Mary Scurlock, Portland, Oregon
As Senior Policy Analyst for the Pacific Rivers Council, Mary Scurlock is a nationally known environmental lawyer and co-author of Entering the Watershed, A New Approach to Save America’s River Ecosystems. She is currently working on an Endangered Species Act enforcement action against the state of Oregon and a critical analysis of federal approvals of key habitat conservation plans under the Act involving aquatic species on industrial forestlands in the coastal and interior West.
Bruce Hull, Blacksburg, Virginia
Dr. Hull is a professor in the College of Natural Resources at Virginia Tech in Blacksburg. He has been on the faculty of the University of Melbourne (Australia) and Texas A&M University.
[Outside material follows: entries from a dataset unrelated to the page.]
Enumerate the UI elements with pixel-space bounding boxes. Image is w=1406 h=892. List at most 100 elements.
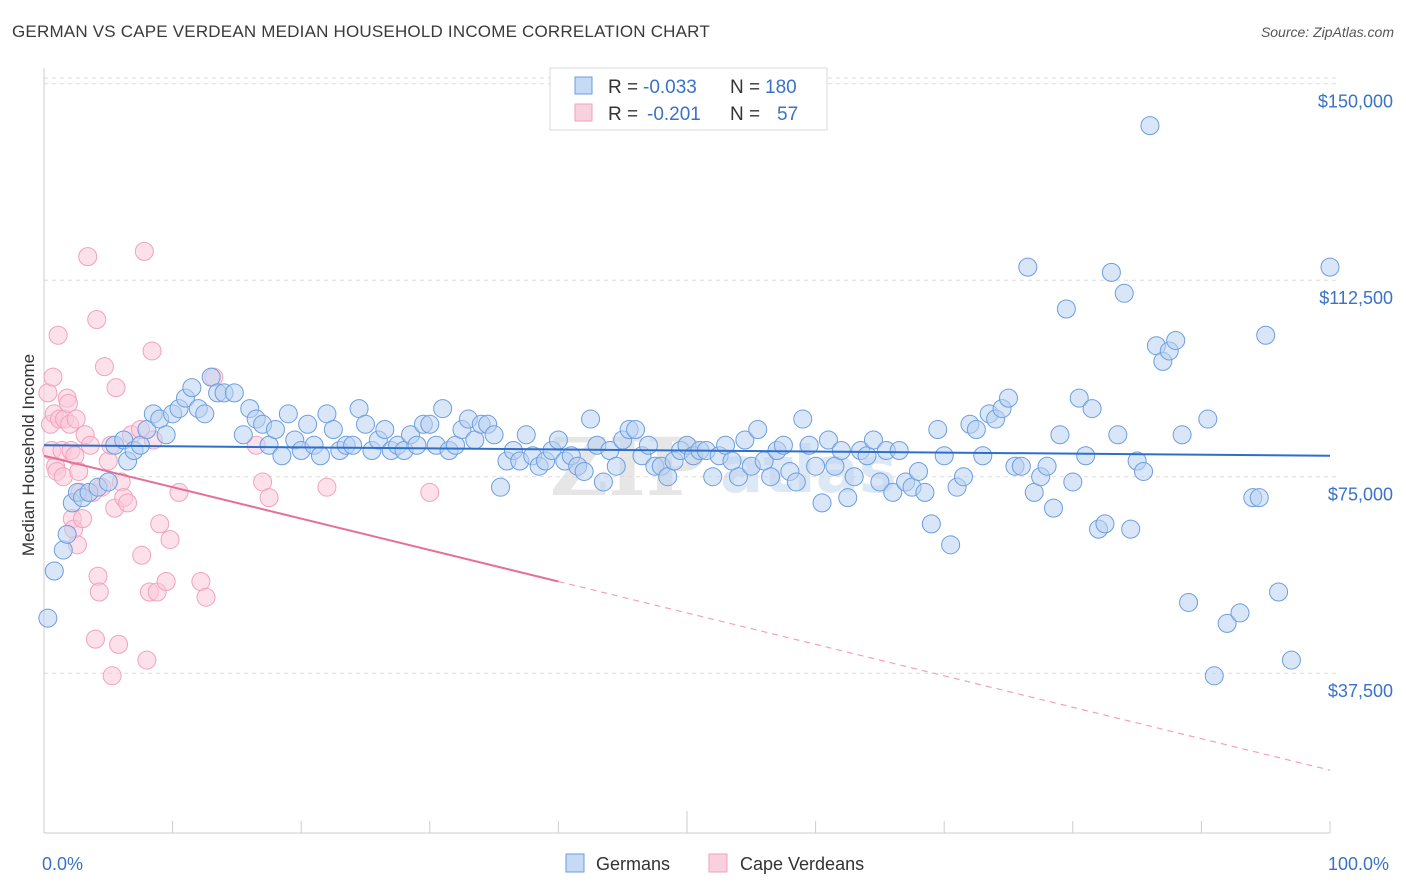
- german-point-180: [1230, 603, 1250, 623]
- german-point-46: [343, 435, 363, 455]
- german-point-167: [1121, 519, 1141, 539]
- german-point-131: [889, 441, 909, 460]
- legend-germans-r-value: -0.033: [643, 77, 697, 98]
- trend-lines: [43, 444, 1331, 771]
- german-point-107: [735, 430, 755, 450]
- german-point-156: [1050, 425, 1070, 445]
- legend-cape-r-label: R =: [608, 104, 638, 125]
- german-point-138: [934, 446, 954, 466]
- german-point-78: [548, 430, 568, 450]
- cape-verdean-point-53: [156, 571, 176, 591]
- german-point-186: [1320, 257, 1340, 277]
- chart-title: GERMAN VS CAPE VERDEAN MEDIAN HOUSEHOLD …: [12, 22, 710, 41]
- german-point-113: [773, 435, 793, 455]
- cape-verdean-point-46: [134, 241, 154, 261]
- y-tick-label-3: $150,000: [1318, 92, 1393, 112]
- y-tick-label-2: $112,500: [1319, 288, 1393, 308]
- german-point-185: [1281, 650, 1301, 670]
- german-point-139: [941, 535, 961, 555]
- y-tick-label-0: $37,500: [1328, 681, 1393, 701]
- german-point-163: [1095, 514, 1115, 534]
- y-axis-title: Median Household Income: [19, 354, 38, 556]
- german-point-148: [999, 388, 1018, 408]
- german-point-35: [272, 446, 292, 466]
- cape-verdean-point-38: [106, 378, 126, 398]
- german-point-130: [883, 482, 903, 502]
- german-point-2: [53, 540, 73, 560]
- german-point-28: [224, 383, 244, 403]
- cape-verdean-point-25: [78, 247, 98, 267]
- bottom-legend-germans: Germans: [596, 854, 670, 874]
- german-point-83: [581, 409, 601, 429]
- german-point-120: [818, 430, 838, 450]
- german-point-82: [574, 461, 594, 481]
- german-point-150: [1011, 456, 1031, 476]
- cape-verdean-point-33: [94, 357, 114, 377]
- cape-verdean-point-62: [317, 477, 337, 497]
- bottom-legend-cape: Cape Verdeans: [740, 854, 864, 874]
- german-point-58: [420, 414, 440, 434]
- german-point-154: [1037, 456, 1057, 476]
- cape-verdean-trend-line: [43, 454, 559, 583]
- german-point-106: [728, 467, 748, 487]
- german-point-109: [748, 420, 768, 440]
- bottom-legend-swatch-germans: [565, 853, 585, 873]
- german-point-137: [928, 420, 948, 440]
- y-tick-labels: $37,500 $75,000 $112,500 $150,000: [1318, 92, 1393, 701]
- cape-verdean-point-30: [88, 566, 108, 586]
- cape-verdean-point-29: [87, 310, 107, 330]
- german-point-144: [973, 446, 993, 466]
- bottom-legend: Germans Cape Verdeans: [565, 853, 864, 874]
- cape-verdean-trend-line-extrapolated: [558, 580, 1331, 771]
- german-point-170: [1140, 116, 1160, 136]
- german-points: [38, 116, 1340, 686]
- cape-verdean-points: [38, 241, 440, 686]
- german-point-1: [44, 561, 64, 581]
- german-point-123: [838, 488, 858, 508]
- german-point-169: [1134, 461, 1154, 481]
- cape-verdean-point-31: [89, 582, 109, 602]
- german-point-157: [1056, 299, 1076, 319]
- german-point-43: [323, 420, 343, 440]
- german-point-90: [626, 420, 646, 440]
- german-point-158: [1063, 472, 1083, 492]
- legend-germans-n-value: 180: [765, 77, 797, 98]
- german-point-166: [1114, 283, 1134, 303]
- cape-verdean-point-52: [150, 514, 170, 534]
- german-point-36: [278, 404, 298, 424]
- german-point-117: [799, 435, 819, 455]
- german-point-128: [870, 472, 890, 492]
- bottom-legend-swatch-cape: [708, 853, 728, 873]
- cape-verdean-point-45: [132, 545, 152, 565]
- german-point-135: [915, 482, 935, 502]
- german-point-56: [407, 435, 427, 455]
- german-point-136: [921, 514, 941, 534]
- cape-verdean-point-21: [69, 461, 89, 481]
- cape-verdean-point-57: [196, 587, 216, 607]
- german-point-48: [356, 414, 375, 434]
- cape-verdean-point-49: [142, 341, 162, 361]
- german-point-160: [1076, 446, 1096, 466]
- x-tick-label-min: 0.0%: [42, 854, 83, 874]
- legend-germans-n-label: N =: [730, 77, 760, 98]
- x-tick-label-max: 100.0%: [1328, 854, 1389, 874]
- german-point-127: [863, 430, 883, 450]
- german-point-177: [1198, 409, 1218, 429]
- german-point-18: [156, 425, 176, 445]
- cape-verdean-point-47: [137, 650, 157, 670]
- cape-verdean-point-39: [109, 634, 129, 654]
- german-point-0: [38, 608, 58, 628]
- german-point-151: [1018, 257, 1038, 277]
- german-point-29: [233, 425, 253, 445]
- german-point-161: [1082, 399, 1102, 419]
- german-point-22: [182, 378, 202, 398]
- legend-cape-n-label: N =: [730, 104, 760, 125]
- german-point-134: [908, 461, 928, 481]
- legend-swatch-cape: [574, 103, 593, 122]
- german-point-119: [812, 493, 832, 513]
- german-point-24: [195, 404, 215, 424]
- german-point-183: [1256, 325, 1276, 345]
- cape-verdean-point-7: [48, 325, 68, 345]
- grid: [44, 77, 1340, 674]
His teaching and research focus on the social dimensions of natural resource management, community -based conservation, and urban-wildland interface forest management. He is co-founder of PublicEcology.org and advises several public and private forest-focused groups.
“From all I have learned previously and now with your help, with my own special interests in the forests of the U.S., and for the great importance of forest preservation in this most bio-diverse of America’s ecosystems, I heartily endorse your goal. The policy you have devised is in my opinion the most effective way to gain public support…For all our sake, I wish you success and growing influence.”